Perhaps he’d mistaken the signs. After all, what evidence had he found? A few boxes of magazines? A map marked in coloured pencils? Perhaps he had jumped to a false conclusion. Perhaps Joe was telling the truth after all.
Perhaps Joe had come back
.
It was something he hardly dared imagine. Joe back at Pog Hill? In spite of himself it brought his heart into his throat. He imagined the house as it was, overgrown perhaps, but with the allotment still well ordered behind the camouflage of Joe’s permanent solution, the trees decorated with red ribbons, the kitchen warm with the scent of brewing wine … He waited several months before he made the move. Kerry was supportive, cloyingly so, imagining perhaps a renewed source of inspiration, a new book which would propel him back into the limelight. She wanted to come with him; was so persistent that he finally agreed.
It was a mistake. He knew it the moment they arrived. Rain the colour of soot scrawling from the clouds. Nether Edge reclaimed as a riverside building development; bulldozers and tractors crawling across the disused railbed and neat identical bungalows.

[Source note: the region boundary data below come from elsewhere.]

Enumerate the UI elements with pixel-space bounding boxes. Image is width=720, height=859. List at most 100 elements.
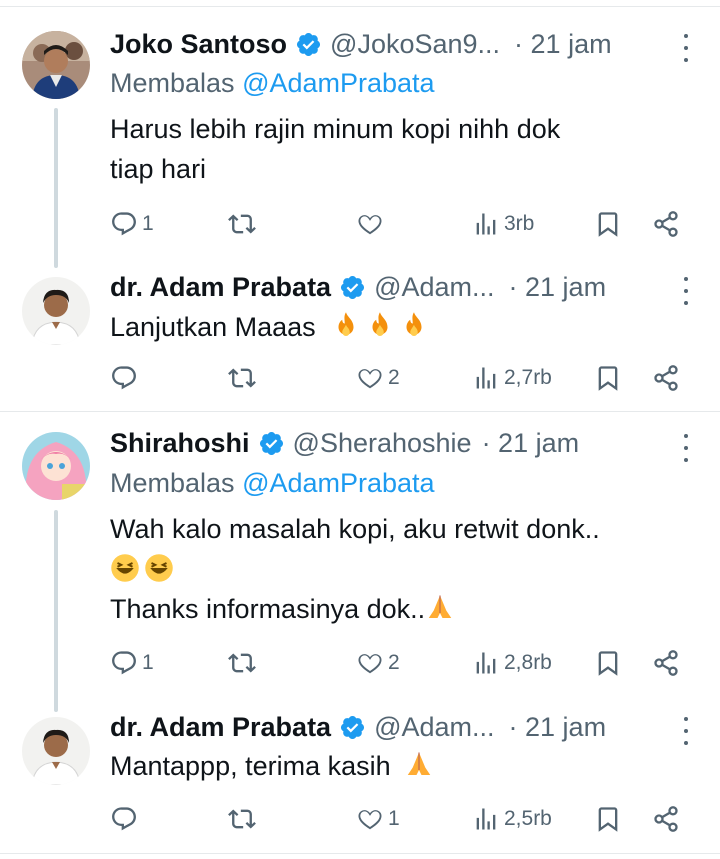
- tweet-text: Wah kalo masalah kopi, aku retwit donk..…: [110, 509, 600, 629]
- author-name[interactable]: Shirahoshi: [110, 428, 250, 459]
- tweet-text-line: Thanks informasinya dok..: [110, 594, 426, 624]
- retweet-icon: [228, 809, 256, 829]
- verified-badge-icon: [259, 431, 283, 455]
- top-divider: [0, 6, 720, 7]
- replying-to: Membalas @AdamPrabata: [110, 68, 435, 99]
- tweet-text-line: Wah kalo masalah kopi, aku retwit donk..: [110, 514, 600, 544]
- tweet-text-line: Harus lebih rajin minum kopi nihh dok: [110, 114, 561, 144]
- reply-button[interactable]: [110, 799, 138, 839]
- bookmark-button[interactable]: [594, 643, 622, 683]
- retweet-icon: [228, 214, 256, 234]
- views-button[interactable]: 2,5rb: [472, 799, 552, 839]
- reply-button[interactable]: 1: [110, 643, 154, 683]
- like-button[interactable]: 2: [356, 358, 400, 398]
- more-options-icon[interactable]: [682, 717, 690, 745]
- reply-button[interactable]: [110, 358, 138, 398]
- verified-badge-icon: [297, 32, 321, 56]
- retweet-button[interactable]: [228, 204, 256, 244]
- share-button[interactable]: [652, 643, 680, 683]
- views-button[interactable]: 2,8rb: [472, 643, 552, 683]
- reply-icon: [112, 212, 136, 236]
- verified-badge-icon: [341, 275, 365, 299]
- reply-button[interactable]: 1: [110, 204, 154, 244]
- heart-icon: [358, 810, 382, 830]
- thread-line: [54, 108, 58, 268]
- timestamp[interactable]: · 21 jam: [514, 29, 612, 60]
- timestamp[interactable]: · 21 jam: [509, 272, 607, 303]
- tweet-divider: [0, 411, 720, 412]
- tweet-actions: 1 2 2,8rb: [0, 643, 720, 683]
- reply-count: 1: [142, 212, 154, 235]
- reply-mention-link[interactable]: @AdamPrabata: [242, 468, 435, 498]
- more-options-icon[interactable]: [682, 277, 690, 305]
- tweet-actions: 1 2,5rb: [0, 799, 720, 839]
- tweet-header: dr. Adam Prabata @Adam... · 21 jam: [110, 267, 606, 307]
- bookmark-icon: [598, 366, 618, 391]
- views-count: 2,5rb: [504, 807, 552, 830]
- views-count: 2,8rb: [504, 651, 552, 674]
- reply-icon: [112, 807, 136, 831]
- tweet-text-line: Lanjutkan Maaas: [110, 312, 316, 342]
- tweet-text: Mantappp, terima kasih: [110, 746, 438, 786]
- tweet-actions: 1 3rb: [0, 204, 720, 244]
- like-button[interactable]: 1: [356, 799, 400, 839]
- views-icon: [476, 367, 496, 389]
- retweet-button[interactable]: [228, 643, 256, 683]
- tweet-text: Lanjutkan Maaas: [110, 307, 433, 347]
- share-icon: [654, 211, 678, 237]
- more-options-icon[interactable]: [682, 34, 690, 62]
- retweet-button[interactable]: [228, 358, 256, 398]
- author-handle[interactable]: @Adam...: [374, 272, 494, 303]
- fire-emoji-icon: [338, 312, 354, 336]
- tweet-actions: 2 2,7rb: [0, 358, 720, 398]
- share-button[interactable]: [652, 358, 680, 398]
- avatar-adam[interactable]: [22, 277, 90, 345]
- views-icon: [476, 808, 496, 830]
- author-name[interactable]: dr. Adam Prabata: [110, 272, 331, 303]
- views-button[interactable]: 3rb: [472, 204, 534, 244]
- author-handle[interactable]: @Sherahoshie: [293, 428, 472, 459]
- author-name[interactable]: dr. Adam Prabata: [110, 712, 331, 743]
- more-options-icon[interactable]: [682, 434, 690, 462]
- bookmark-button[interactable]: [594, 204, 622, 244]
- retweet-icon: [228, 653, 256, 673]
- folded-hands-emoji-icon: [428, 595, 452, 618]
- avatar-shirahoshi[interactable]: [22, 432, 90, 500]
- folded-hands-emoji-icon: [407, 752, 431, 775]
- author-handle[interactable]: @JokoSan9...: [330, 29, 500, 60]
- share-button[interactable]: [652, 204, 680, 244]
- laughing-emoji-icon: [111, 554, 139, 582]
- tweet-header: dr. Adam Prabata @Adam... · 21 jam: [110, 707, 606, 747]
- like-button[interactable]: [356, 204, 384, 244]
- share-icon: [654, 650, 678, 676]
- replying-to: Membalas @AdamPrabata: [110, 468, 435, 499]
- reply-icon: [112, 366, 136, 390]
- views-count: 3rb: [504, 212, 535, 235]
- replying-to-label: Membalas: [110, 68, 235, 98]
- timestamp[interactable]: · 21 jam: [482, 428, 580, 459]
- like-button[interactable]: 2: [356, 643, 400, 683]
- heart-icon: [358, 369, 382, 389]
- author-name[interactable]: Joko Santoso: [110, 29, 287, 60]
- reply-count: 1: [142, 651, 154, 674]
- timestamp[interactable]: · 21 jam: [509, 712, 607, 743]
- heart-icon: [358, 215, 382, 235]
- reply-mention-link[interactable]: @AdamPrabata: [242, 68, 435, 98]
- heart-icon: [358, 654, 382, 674]
- views-button[interactable]: 2,7rb: [472, 358, 552, 398]
- retweet-button[interactable]: [228, 799, 256, 839]
- like-count: 2: [388, 366, 400, 389]
- share-icon: [654, 806, 678, 832]
- share-button[interactable]: [652, 799, 680, 839]
- share-icon: [654, 365, 678, 391]
- bookmark-button[interactable]: [594, 358, 622, 398]
- avatar-joko[interactable]: [22, 31, 90, 99]
- bookmark-icon: [598, 651, 618, 676]
- avatar-adam[interactable]: [22, 717, 90, 785]
- fire-emoji-icon: [372, 312, 388, 336]
- bookmark-button[interactable]: [594, 799, 622, 839]
- tweet-text: Harus lebih rajin minum kopi nihh dok ti…: [110, 109, 560, 189]
- author-handle[interactable]: @Adam...: [374, 712, 494, 743]
- bottom-divider: [0, 853, 720, 854]
- tweet-emoji-line: [110, 549, 600, 589]
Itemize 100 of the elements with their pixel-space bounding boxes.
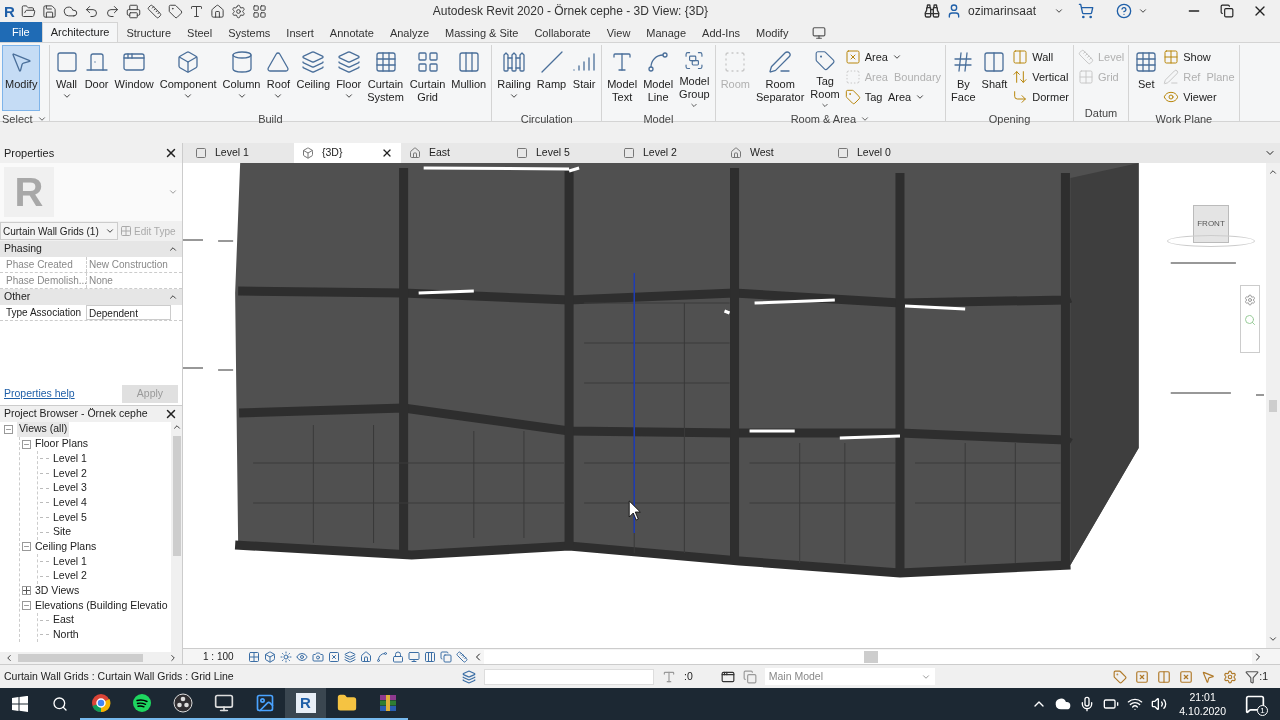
- document-tab[interactable]: Level 5: [508, 143, 615, 163]
- collapse-icon[interactable]: [168, 292, 178, 302]
- ribbon-tool[interactable]: Mullion: [448, 45, 490, 111]
- view-control-icon[interactable]: [456, 650, 468, 663]
- properties-help-link[interactable]: Properties help: [0, 386, 75, 402]
- tab-options-icon[interactable]: [812, 26, 827, 40]
- ribbon-tool[interactable]: Column: [219, 45, 264, 111]
- ribbon-tool[interactable]: Room Separator: [753, 45, 808, 111]
- selection-option-icon[interactable]: [1113, 669, 1128, 684]
- tree-item[interactable]: Level 4: [53, 494, 87, 511]
- scroll-thumb[interactable]: [1269, 399, 1277, 412]
- view-control-icon[interactable]: [280, 650, 292, 663]
- tree-item[interactable]: East: [53, 612, 74, 629]
- editing-icon[interactable]: [662, 669, 676, 684]
- text-icon[interactable]: [188, 3, 204, 19]
- collapse-toggle[interactable]: [4, 424, 13, 434]
- view-control-icon[interactable]: [376, 650, 388, 663]
- clock[interactable]: 21:01 4.10.2020: [1179, 690, 1226, 718]
- selection-option-icon[interactable]: [1135, 669, 1150, 684]
- ribbon-tool[interactable]: Ramp: [533, 45, 570, 111]
- ribbon-tool[interactable]: Curtain System: [364, 45, 407, 111]
- scroll-left-icon[interactable]: [4, 653, 14, 663]
- cart-icon[interactable]: [1078, 3, 1094, 19]
- ribbon-tool[interactable]: Set: [1131, 45, 1162, 111]
- ribbon-tab[interactable]: Manage: [638, 24, 695, 42]
- cloud-icon[interactable]: [1055, 696, 1072, 712]
- ribbon-tool[interactable]: Model Line: [640, 45, 677, 111]
- close-icon[interactable]: [164, 146, 178, 160]
- ribbon-tool[interactable]: Wall: [1010, 47, 1071, 67]
- ribbon-tool[interactable]: Door: [81, 45, 112, 111]
- ribbon-tab[interactable]: Structure: [118, 24, 180, 42]
- tree-item[interactable]: Site: [53, 524, 72, 541]
- ribbon-tool[interactable]: Show: [1161, 47, 1237, 67]
- ribbon-tool[interactable]: Roof: [263, 45, 294, 111]
- user-name[interactable]: ozimarinsaat: [968, 2, 1048, 20]
- view-control-icon[interactable]: [296, 650, 308, 663]
- ribbon-tab[interactable]: Analyze: [381, 24, 438, 42]
- tree-item[interactable]: Level 1: [53, 450, 87, 467]
- collapse-icon[interactable]: [168, 244, 178, 254]
- ribbon-tool[interactable]: Model Text: [604, 45, 641, 111]
- ribbon-tab[interactable]: View: [598, 24, 639, 42]
- scroll-up-icon[interactable]: [171, 422, 182, 432]
- tree-item[interactable]: Level 3: [53, 480, 87, 496]
- document-tab[interactable]: East: [401, 143, 508, 163]
- ribbon-tab[interactable]: Modify: [748, 24, 797, 42]
- print-icon[interactable]: [125, 3, 141, 19]
- ribbon-tool[interactable]: Shaft: [978, 45, 1011, 111]
- tree-item[interactable]: 3D Views: [35, 583, 80, 599]
- tree-item[interactable]: Floor Plans: [35, 436, 89, 452]
- ribbon-tab[interactable]: Annotate: [321, 24, 382, 42]
- binoculars-icon[interactable]: [924, 3, 940, 19]
- selection-option-icon[interactable]: [1201, 669, 1216, 684]
- document-tab[interactable]: West: [722, 143, 829, 163]
- ribbon-tool[interactable]: Floor: [333, 45, 365, 111]
- view-control-icon[interactable]: [248, 650, 260, 663]
- ribbon-tab[interactable]: Steel: [179, 24, 221, 42]
- view-control-icon[interactable]: [344, 650, 356, 663]
- options-icon[interactable]: [742, 669, 757, 684]
- sync-icon[interactable]: [62, 3, 78, 19]
- view-control-icon[interactable]: [360, 650, 372, 663]
- app-logo[interactable]: R: [4, 3, 15, 19]
- scroll-down-icon[interactable]: [1268, 634, 1278, 644]
- scroll-up-icon[interactable]: [1268, 167, 1278, 177]
- property-value[interactable]: Dependent: [86, 305, 171, 320]
- view-control-icon[interactable]: [312, 650, 324, 663]
- collapse-toggle[interactable]: [22, 542, 31, 552]
- workset-field[interactable]: [484, 668, 654, 685]
- view-control-icon[interactable]: [392, 650, 404, 663]
- windows-logo-icon[interactable]: [12, 696, 28, 712]
- tree-item[interactable]: Views (all): [17, 422, 70, 438]
- view-cube[interactable]: FRONT: [1166, 205, 1256, 255]
- view-control-icon[interactable]: [264, 650, 276, 663]
- model-dropdown[interactable]: Main Model: [764, 668, 935, 685]
- ribbon-tool[interactable]: Tag Area: [842, 87, 944, 107]
- ribbon-tool[interactable]: Viewer: [1161, 87, 1237, 107]
- tree-item[interactable]: Elevations (Building Elevatio: [35, 597, 168, 614]
- ribbon-tool[interactable]: Area: [842, 47, 944, 67]
- ribbon-tool[interactable]: Component: [156, 45, 220, 111]
- speaker-icon[interactable]: [1151, 696, 1168, 712]
- ribbon-tool[interactable]: Ceiling: [293, 45, 334, 111]
- measure-icon[interactable]: [146, 3, 162, 19]
- tag-icon[interactable]: [167, 3, 183, 19]
- ribbon-tool[interactable]: Curtain Grid: [406, 45, 449, 111]
- type-selector[interactable]: Curtain Wall Grids (1): [0, 222, 118, 240]
- ribbon-tab[interactable]: Systems: [220, 24, 279, 42]
- tree-item[interactable]: Ceiling Plans: [35, 538, 97, 555]
- design-options-icon[interactable]: [720, 669, 735, 684]
- selection-option-icon[interactable]: [1223, 669, 1238, 684]
- restore-icon[interactable]: [1220, 4, 1234, 18]
- tree-item[interactable]: North: [53, 627, 79, 643]
- view-control-icon[interactable]: [408, 650, 420, 663]
- ribbon-tool[interactable]: Tag Room: [807, 45, 843, 111]
- ribbon-tool[interactable]: Model Group: [676, 45, 713, 111]
- tree-item[interactable]: Level 1: [53, 553, 87, 570]
- scrollbar[interactable]: [484, 649, 1252, 664]
- ribbon-tool[interactable]: Modify: [2, 45, 41, 111]
- document-tab[interactable]: Level 1: [187, 143, 294, 163]
- expand-toggle[interactable]: [22, 586, 31, 596]
- ribbon-tool[interactable]: Vertical: [1010, 67, 1071, 87]
- scrollbar[interactable]: [0, 652, 182, 664]
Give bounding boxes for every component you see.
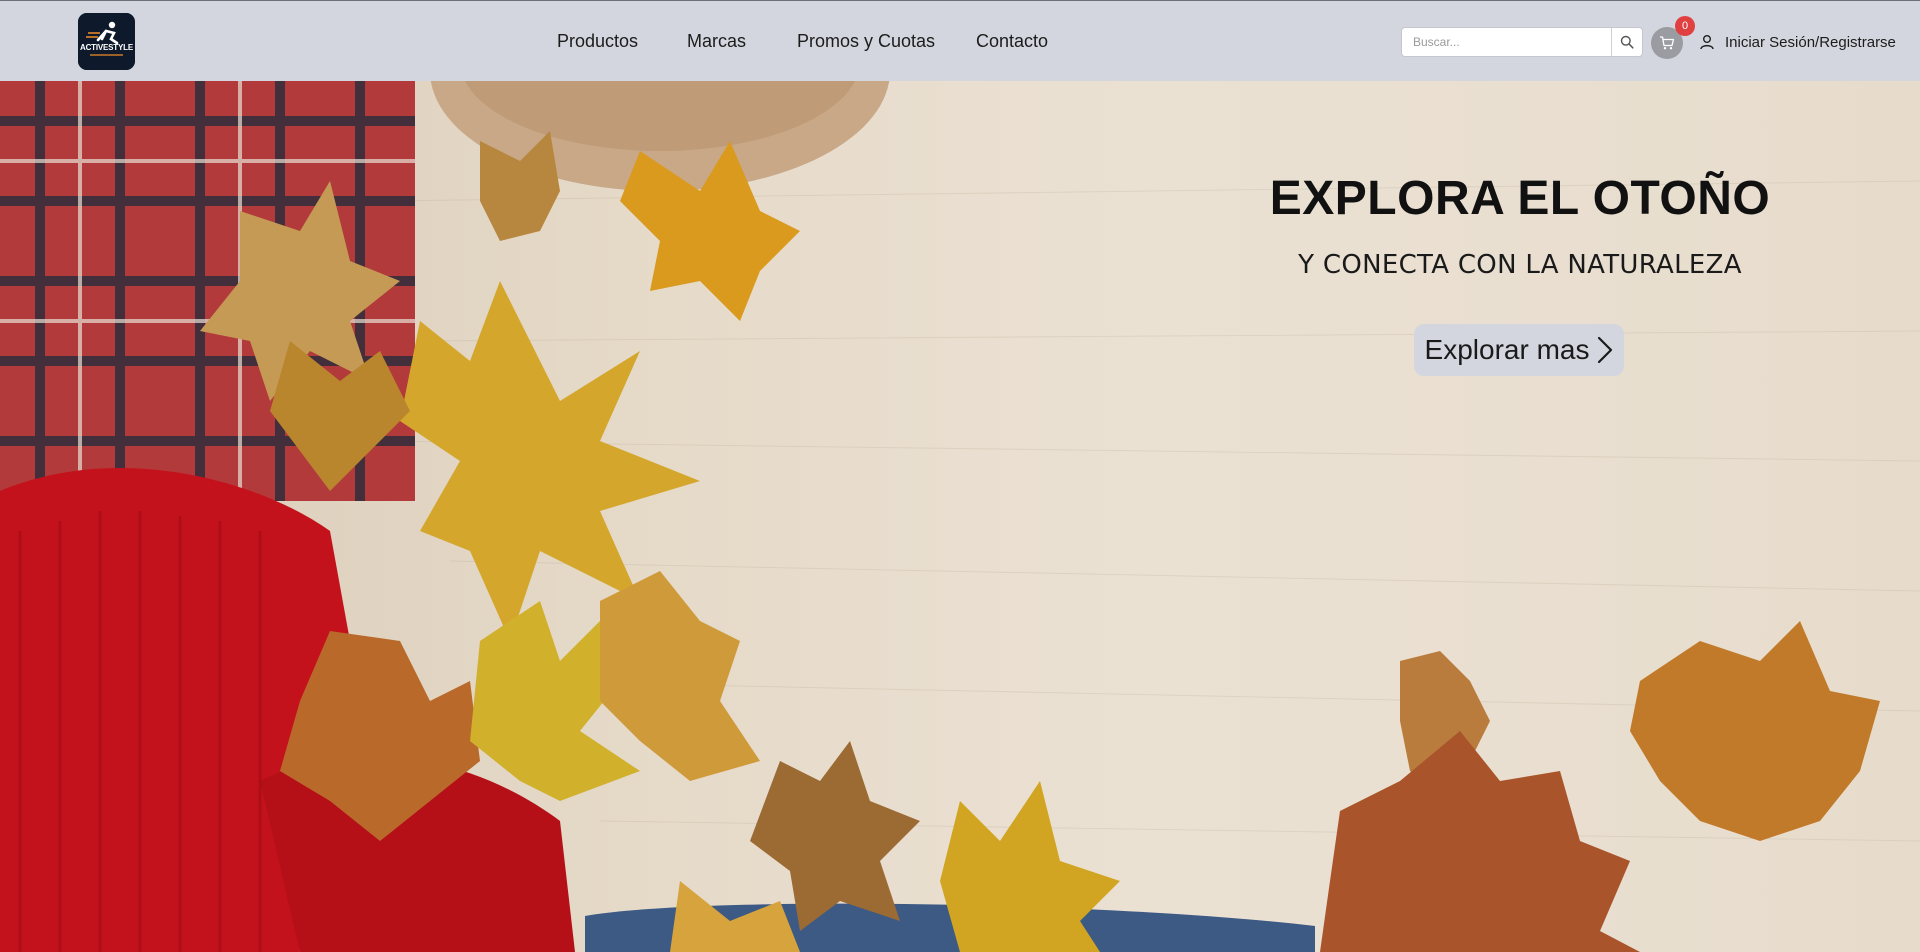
nav-item-contacto[interactable]: Contacto [976,31,1048,52]
chevron-right-icon [1598,336,1613,364]
search-box [1401,27,1643,57]
nav-item-productos[interactable]: Productos [557,31,638,52]
nav-item-promos-cuotas[interactable]: Promos y Cuotas [797,31,935,52]
hero-banner: EXPLORA EL OTOÑO Y CONECTA CON LA NATURA… [0,81,1920,952]
top-navbar: ACTIVESTYLE Productos Marcas Promos y Cu… [0,0,1920,81]
cart-count-badge: 0 [1675,16,1695,36]
search-button[interactable] [1611,28,1642,56]
login-register-link[interactable]: Iniciar Sesión/Registrarse [1699,31,1896,53]
explore-more-label: Explorar mas [1424,334,1590,365]
user-icon [1699,33,1717,51]
explore-more-button[interactable]: Explorar mas [1414,324,1624,376]
search-input[interactable] [1402,28,1612,56]
cart-icon [1660,36,1675,50]
hero-subtitle: Y CONECTA CON LA NATURALEZA [1298,250,1742,280]
hero-title: EXPLORA EL OTOÑO [1269,172,1771,225]
search-icon [1620,35,1634,49]
login-register-label: Iniciar Sesión/Registrarse [1725,33,1896,51]
nav-item-marcas[interactable]: Marcas [687,31,746,52]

Fields had become car showrooms, supermarkets, shopping centres. Even the newsagent’s, where Jay had gone so many times to buy cigarettes and magazines for Joe, had become something else.
Kirby’s remaining mines had been closed for years. The canal was being renovated, and with the help of millennium funding there were ongoing plans for the development of a visitors’ centre, where tourists could go down a specially converted mine shaft or ride a barge on the newly cleaned canal.